B&S Ignition


Wrench. I help when I can
Bill, I just had a funny idea. While I was typing here, I got a phone call. It was a old buddy looking for some lumber.

He has two pretty big scary dogs. I said why don't we call them "no spark" and "no carb":D He doesn't speak english, so I had to say to him that a california friend is having troubles with the lawn mowers again. His newest acquisition is an old sears snow blower. The shaft is shard off. He got it for dirt cheap and we will have fun welding something up to get it throwing snow for next winter.

One sleeps all day, he would be no carb.

This is where he laughed hard into the phone, the other dog is kind of OCD. It will chew anything to oblivion. He just inherited his new nickname. "no spark"

Up one minute, down the next. I think that dog maybe have even cracked a tooth chewing on my work boots. The chew marks ended at the front toe of that nice pair of boots.

I was pissed off cuz I liked those boots. But we figured out why, my current GF works in a meat factory and when she works the marinating sauce fly's everywhere. The dog probably thought it was a steak.

The plant she works at is "viandes Lacroix" http://lacroixmeats.com/

I like it when she brings home some souvlaki or even better when she brings home some badly cut tenderloin. I make good ragout from those cuts.

Another of my friend works for a new shop. Apparently they use a new procedure, "viande sous vide"


He took me to see the process, quite interesting and unique to our region.


Staff member
Well, she and my son have put many happy hours on it now, she is out there knocking down weeds as I type this. The sad thing is that there was never much wrong with it in the first place, just my quest for more JackC-type "experience"! Let me explain...

Originally I checked for spark and found none, hence the "no spark" moniker for this one. I opened up the covers and immediately disconnected the kill switch, to eliminate that wiring as a problem; still no spark. However, the flywheel cover, including pull-start, had to come off to get in to check the coil air-gap, magnets, and disconnect the kill switch. So, to check for spark, I turned the crank with a socket and speed-handle on the flywheel nut. With the plug out I can turn it pretty fast so expected a good system to spark. Maybe I wasn't turning it as fast as I thought, or maybe the old spark plug was iffy, or maybe I was simply missing the spark because I was doing this out in fairly bright daylight. I think I said, way back, that my method of checking for spark may not have been adequate.

At any rate, after I installed a new coil, then a new spark plug, and it was still intermittent, I went down the "rabbit hole" of removing the flywheel and setting it up in a lathe to spin it to my heart's content trying to find out why the spark was flaky. The trouble is, I think, that when I made the bracket to hold the coil on the lathe, I tapped a 14mm thread in the bracket to nicely hold the plug. However, the bracket is 5/8" thick and the plug threads are only 3/8" long, so the spark-gap was kind of "down in a well". I was now indoors, of course, so light was dimmer (real dim if I turned out the nearby light) and I felt the spark should be quite visible, even though I couldn't see the gap directly.
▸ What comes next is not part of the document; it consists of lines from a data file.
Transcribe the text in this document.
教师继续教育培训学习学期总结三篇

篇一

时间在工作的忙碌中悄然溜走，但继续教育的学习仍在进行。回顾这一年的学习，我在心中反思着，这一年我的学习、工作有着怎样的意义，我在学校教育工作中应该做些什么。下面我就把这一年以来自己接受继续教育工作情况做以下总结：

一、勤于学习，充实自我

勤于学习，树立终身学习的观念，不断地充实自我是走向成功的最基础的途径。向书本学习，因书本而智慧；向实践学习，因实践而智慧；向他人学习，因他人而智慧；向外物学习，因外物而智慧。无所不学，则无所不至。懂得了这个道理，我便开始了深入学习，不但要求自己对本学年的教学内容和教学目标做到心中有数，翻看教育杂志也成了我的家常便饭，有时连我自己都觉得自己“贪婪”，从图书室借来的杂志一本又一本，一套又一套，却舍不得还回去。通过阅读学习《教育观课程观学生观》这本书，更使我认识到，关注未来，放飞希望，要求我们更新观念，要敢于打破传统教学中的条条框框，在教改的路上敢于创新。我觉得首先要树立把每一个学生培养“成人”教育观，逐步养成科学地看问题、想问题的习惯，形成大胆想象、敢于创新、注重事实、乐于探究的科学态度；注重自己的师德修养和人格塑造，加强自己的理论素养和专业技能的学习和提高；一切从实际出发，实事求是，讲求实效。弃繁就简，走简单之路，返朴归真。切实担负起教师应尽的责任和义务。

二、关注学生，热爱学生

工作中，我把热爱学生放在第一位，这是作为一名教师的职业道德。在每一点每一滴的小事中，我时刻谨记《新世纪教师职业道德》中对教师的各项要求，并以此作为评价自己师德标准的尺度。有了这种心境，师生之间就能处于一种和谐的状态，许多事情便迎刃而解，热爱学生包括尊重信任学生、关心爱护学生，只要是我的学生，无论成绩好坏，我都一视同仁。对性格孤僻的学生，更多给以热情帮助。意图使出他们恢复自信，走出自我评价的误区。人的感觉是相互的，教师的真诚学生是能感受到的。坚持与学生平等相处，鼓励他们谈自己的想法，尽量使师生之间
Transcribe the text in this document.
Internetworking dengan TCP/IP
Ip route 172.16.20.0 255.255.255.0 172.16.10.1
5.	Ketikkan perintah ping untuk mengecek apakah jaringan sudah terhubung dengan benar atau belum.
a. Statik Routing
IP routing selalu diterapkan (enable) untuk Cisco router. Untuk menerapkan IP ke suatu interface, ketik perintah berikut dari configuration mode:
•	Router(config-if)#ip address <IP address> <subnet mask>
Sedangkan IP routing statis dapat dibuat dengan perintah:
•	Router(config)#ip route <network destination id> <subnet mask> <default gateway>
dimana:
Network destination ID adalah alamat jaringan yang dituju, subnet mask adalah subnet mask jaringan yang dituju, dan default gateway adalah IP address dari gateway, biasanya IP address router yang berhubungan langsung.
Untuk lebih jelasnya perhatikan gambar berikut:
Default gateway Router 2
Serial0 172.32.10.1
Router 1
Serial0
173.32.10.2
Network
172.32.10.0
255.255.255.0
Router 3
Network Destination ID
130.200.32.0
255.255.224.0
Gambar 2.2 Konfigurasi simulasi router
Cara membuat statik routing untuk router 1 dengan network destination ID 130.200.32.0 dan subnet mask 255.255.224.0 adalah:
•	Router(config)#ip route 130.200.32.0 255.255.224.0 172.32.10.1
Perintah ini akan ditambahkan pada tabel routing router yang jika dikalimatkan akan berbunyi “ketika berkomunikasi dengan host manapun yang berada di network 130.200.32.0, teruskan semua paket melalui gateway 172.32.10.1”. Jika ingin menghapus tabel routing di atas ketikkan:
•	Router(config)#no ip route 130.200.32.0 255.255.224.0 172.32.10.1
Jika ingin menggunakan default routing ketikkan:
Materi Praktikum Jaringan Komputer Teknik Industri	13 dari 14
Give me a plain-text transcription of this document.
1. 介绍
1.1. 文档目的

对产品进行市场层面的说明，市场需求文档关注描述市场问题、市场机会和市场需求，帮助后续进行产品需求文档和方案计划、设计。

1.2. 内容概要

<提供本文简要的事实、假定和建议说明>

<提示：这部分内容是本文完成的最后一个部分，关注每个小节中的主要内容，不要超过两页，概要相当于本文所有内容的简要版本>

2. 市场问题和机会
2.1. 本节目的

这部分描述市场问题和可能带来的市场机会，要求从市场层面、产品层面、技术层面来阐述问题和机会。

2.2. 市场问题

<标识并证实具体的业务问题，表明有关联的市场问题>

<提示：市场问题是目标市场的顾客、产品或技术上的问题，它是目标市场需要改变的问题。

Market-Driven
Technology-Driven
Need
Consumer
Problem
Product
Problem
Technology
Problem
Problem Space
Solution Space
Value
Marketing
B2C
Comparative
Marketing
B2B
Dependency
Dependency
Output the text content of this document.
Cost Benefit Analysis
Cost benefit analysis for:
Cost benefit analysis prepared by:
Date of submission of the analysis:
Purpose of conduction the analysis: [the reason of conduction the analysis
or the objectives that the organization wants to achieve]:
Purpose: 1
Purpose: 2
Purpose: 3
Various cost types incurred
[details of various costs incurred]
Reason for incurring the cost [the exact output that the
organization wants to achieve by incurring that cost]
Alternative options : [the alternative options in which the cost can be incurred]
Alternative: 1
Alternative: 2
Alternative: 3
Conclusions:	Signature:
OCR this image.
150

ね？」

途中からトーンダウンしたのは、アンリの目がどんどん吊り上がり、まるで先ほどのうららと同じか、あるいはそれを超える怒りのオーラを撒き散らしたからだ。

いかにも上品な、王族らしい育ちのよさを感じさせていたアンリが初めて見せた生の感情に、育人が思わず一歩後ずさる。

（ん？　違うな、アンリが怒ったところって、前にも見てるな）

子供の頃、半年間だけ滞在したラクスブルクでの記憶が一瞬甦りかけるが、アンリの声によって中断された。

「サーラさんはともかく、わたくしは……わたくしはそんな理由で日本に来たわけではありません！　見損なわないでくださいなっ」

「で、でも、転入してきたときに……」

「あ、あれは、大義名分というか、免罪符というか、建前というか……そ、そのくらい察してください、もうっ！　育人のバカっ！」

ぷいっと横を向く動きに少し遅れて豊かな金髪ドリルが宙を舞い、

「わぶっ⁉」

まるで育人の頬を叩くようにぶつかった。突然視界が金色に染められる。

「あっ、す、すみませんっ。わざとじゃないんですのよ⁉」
Well, maybe not. Just to be sure, after walking away from it for a few days I added a hole in the bracket through the side of the plug threads, so that I could see the gap directly, and the spark seemed fine (see reply #40).

Okay, so as I had it opened up again to re-install the kill switch/wire, I noticed that the kill switch (a very crude design) was only marginally opening up in the "run" position. This was because the switch is operated by lever that applies a brake pad to the flywheel to quickly stop the blade, and that brake lever had a very fierce spring to move that lever and apply the brake. Because of this spring, the small cable that operates the brake/kill is highly loaded, and appears to have stretched just enough so that the operation of everything there was marginal. My perception is that the cable, and lever that operates it up at the handle, are too light-weight for operating that brake spring, perhaps they even pre-date that addition of the safety-at-any-cost blade brake. I think just normal wear on the cable and the various lever pivot-points pushed this one over the edge. So, I put a lighter spring in there, so that everything could move, instead of flexing in various places and the kill switch at the end of this chain opened a reasonable amount. After that, no more problem!

I am concluding that the problem was the kill switch all along, and that I wasn't testing for spark adequately when I had the switch disconnected, so wrongly concluded that it wasn't the problem.

By the way, "no carb" may also be healing. I found some small O-rings to use as a new float-needle seat. They didn't fit tightly enough in the carb housing, at first, but had swelled enough after a few days exposure to gasoline that needle seepage is minimal; I think less than engine running-consumption. So, even if it continues to seep, just turning off the fuel valve from the tank when not in use may do the trick.